Hospitals and data-driven companies that reconfigure their KPIs to meet the future requirements of the healthcare sector will enjoy unique competitive advantages and benefits from distinctive strategic benchmarking opportunities. Having the ability, through smarter key performance indicators, to accurately analyze the “benchmark” for a particular process and compare performance to the industry standards can highlight areas of weakness and indicate what preemptive actions are required to proactively meet set benchmarks.
Productivity can be a prominent factor in healthcare as it is in any other industry, but productivity alone as a KPI, however, cannot be the single driving force for growth. Equal weight must also be given to the quality of the products and services being provided. This point is particularly relevant for the healthcare sector where a duty of care and patient-centered services remain the primary aim.
When quality inadvertently suffers as a result of an over-emphasis on productivity, the real-time consequences usually lead to paradoxical decreases in productivity and profit margins. The unique challenge of the healthcare sector is therefore to achieve an optimum balance between productivity and quality throughout its industry. By tracking key performance indicators correctly through predictive models and actioning them through a data-driven approach, an integrated view of the customer and industry processes can be achieved successfully. This strategy can have a positive impact on patient care, operational efficiency and lead to significant improvements in patient outcomes.

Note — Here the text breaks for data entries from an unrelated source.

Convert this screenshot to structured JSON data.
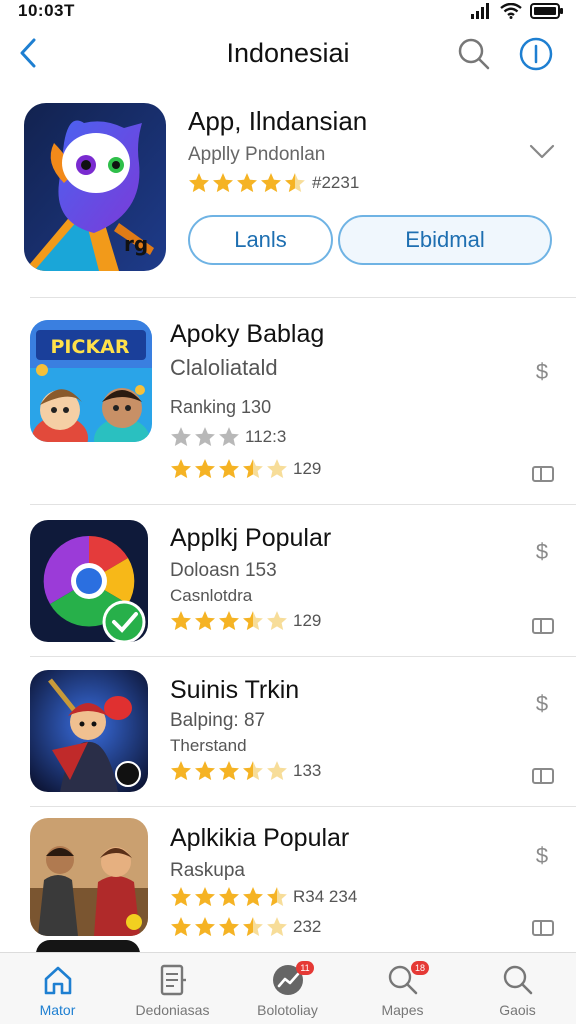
{
  "status_bar": {
    "time": "10:03T"
  },
  "nav": {
    "title": "Indonesiai"
  },
  "featured": {
    "title": "App, Ilndansian",
    "subtitle": "Applly Pndonlan",
    "rating_count": "#2231",
    "rating": 4.5,
    "launch_label": "Lanls",
    "download_label": "Ebidmal"
  },
  "apps": [
    {
      "title": "Apoky Bablag",
      "line1": "Claloliatald",
      "line2": "Ranking 130",
      "gray_stars_count": "112:3",
      "rating_count": "129",
      "rating": 3.5,
      "icon_text": "PICKAR"
    },
    {
      "title": "Applkj Popular",
      "line1": "Doloasn 153",
      "line2": "Casnlotdra",
      "rating_count": "129",
      "rating": 3.5
    },
    {
      "title": "Suinis Trkin",
      "line1": "Balping: 87",
      "line2": "Therstand",
      "rating_count": "133",
      "rating": 3.5
    },
    {
      "title": "Aplkikia Popular",
      "line1": "Raskupa",
      "rating_count_1": "R34 234",
      "rating_count_2": "232",
      "rating_1": 4.5,
      "rating_2": 3.5
    }
  ],
  "price_symbol": "$",
  "tabs": [
    {
      "label": "Mator",
      "icon": "home-icon",
      "active": true
    },
    {
      "label": "Dedoniasas",
      "icon": "document-icon"
    },
    {
      "label": "Bolotoliay",
      "icon": "trending-icon",
      "badge": "11"
    },
    {
      "label": "Mapes",
      "icon": "search-badge-icon",
      "badge": "18"
    },
    {
      "label": "Gaois",
      "icon": "search-icon"
    }
  ],
  "colors": {
    "accent": "#1e7fd1",
    "star": "#f5b324",
    "badge": "#e53935"
  }
}
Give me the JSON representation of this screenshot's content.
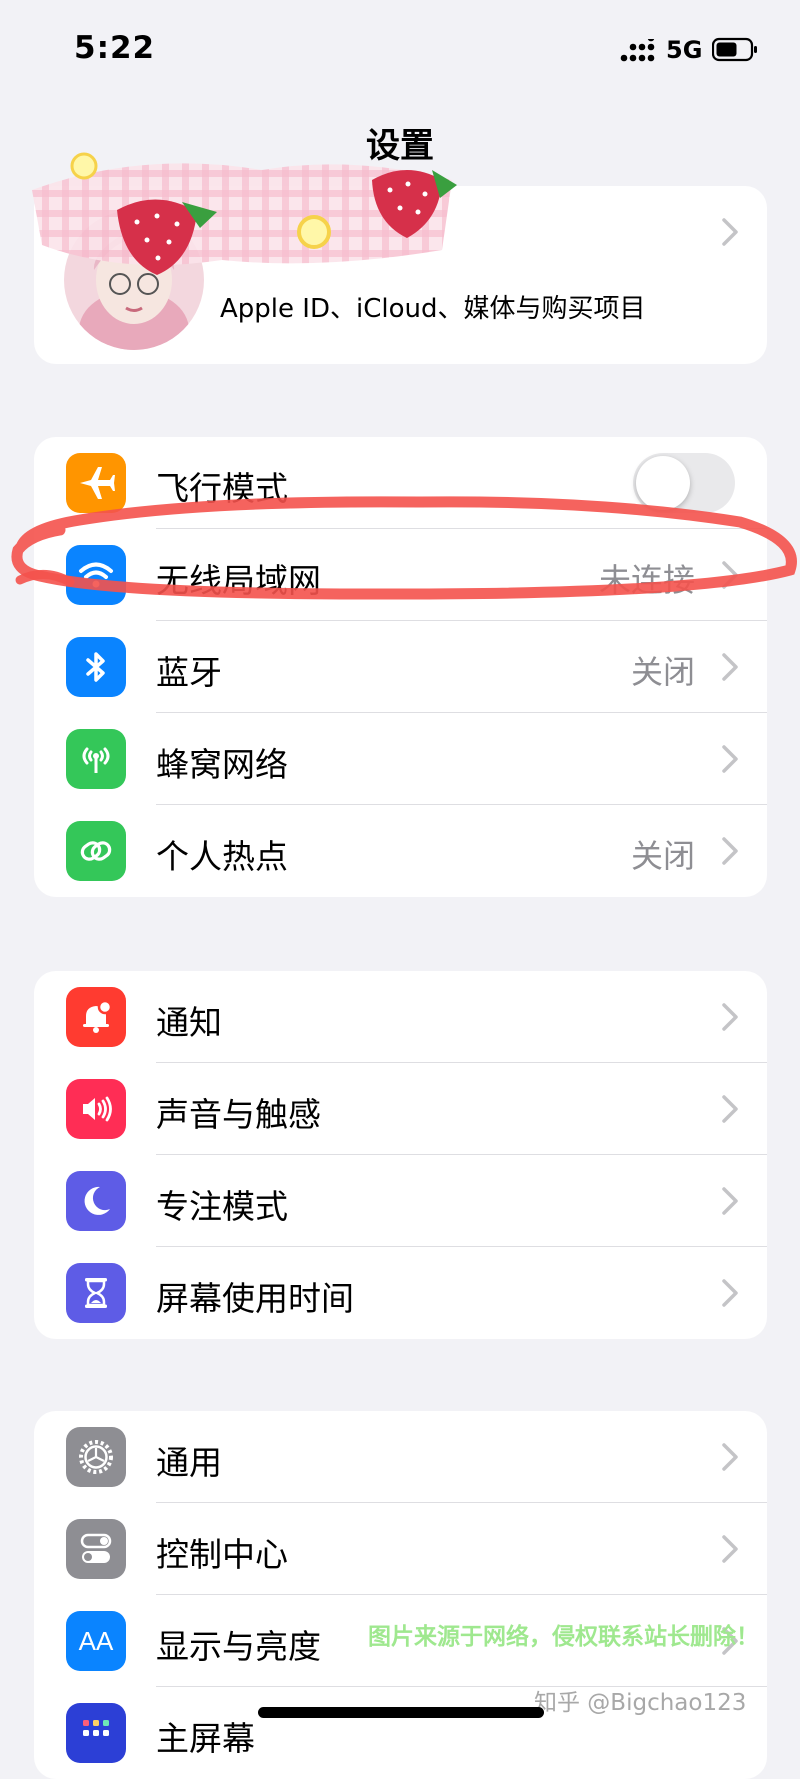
{
  "status_bar": {
    "time": "5:22",
    "network": "5G"
  },
  "page_title": "设置",
  "profile": {
    "subtitle": "Apple ID、iCloud、媒体与购买项目"
  },
  "groups": [
    {
      "items": [
        {
          "label": "飞行模式",
          "icon": "airplane-icon",
          "color": "#ff9500",
          "toggle": false
        },
        {
          "label": "无线局域网",
          "value": "未连接",
          "icon": "wifi-icon",
          "color": "#0a84ff"
        },
        {
          "label": "蓝牙",
          "value": "关闭",
          "icon": "bluetooth-icon",
          "color": "#0a84ff"
        },
        {
          "label": "蜂窝网络",
          "icon": "cellular-icon",
          "color": "#34c759"
        },
        {
          "label": "个人热点",
          "value": "关闭",
          "icon": "hotspot-icon",
          "color": "#34c759"
        }
      ]
    },
    {
      "items": [
        {
          "label": "通知",
          "icon": "notification-icon",
          "color": "#ff3b30"
        },
        {
          "label": "声音与触感",
          "icon": "sound-icon",
          "color": "#ff2d55"
        },
        {
          "label": "专注模式",
          "icon": "moon-icon",
          "color": "#5e5ce6"
        },
        {
          "label": "屏幕使用时间",
          "icon": "hourglass-icon",
          "color": "#5e5ce6"
        }
      ]
    },
    {
      "items": [
        {
          "label": "通用",
          "icon": "gear-icon",
          "color": "#8e8e93"
        },
        {
          "label": "控制中心",
          "icon": "toggles-icon",
          "color": "#8e8e93"
        },
        {
          "label": "显示与亮度",
          "icon": "text-size-icon",
          "color": "#0a84ff",
          "glyph": "AA"
        },
        {
          "label": "主屏幕",
          "icon": "home-screen-icon",
          "color": "#2c3fd6"
        }
      ]
    }
  ],
  "watermark": "图片来源于网络，侵权联系站长删除！",
  "credit": "知乎 @Bigchao123"
}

Key performance indicators are tools aimed to bring transparency and ease of analysis to company performance. Smart KPIs designed to incorporate both the financial aspects of a business and the human element at its core, will offer an accurate and balanced strategy to model proactive growth and performance initiatives. Using “intelligent” KPIs to measure effectiveness in the healthcare sector can increase quality, stimulate productivity, and boost profits across the board.
Incorporating AI-driven KPIs into healthcare management models will soon become an essential consideration if businesses seek to improve as a whole and stay competitive in an ever-growing market that requires personalization at scale.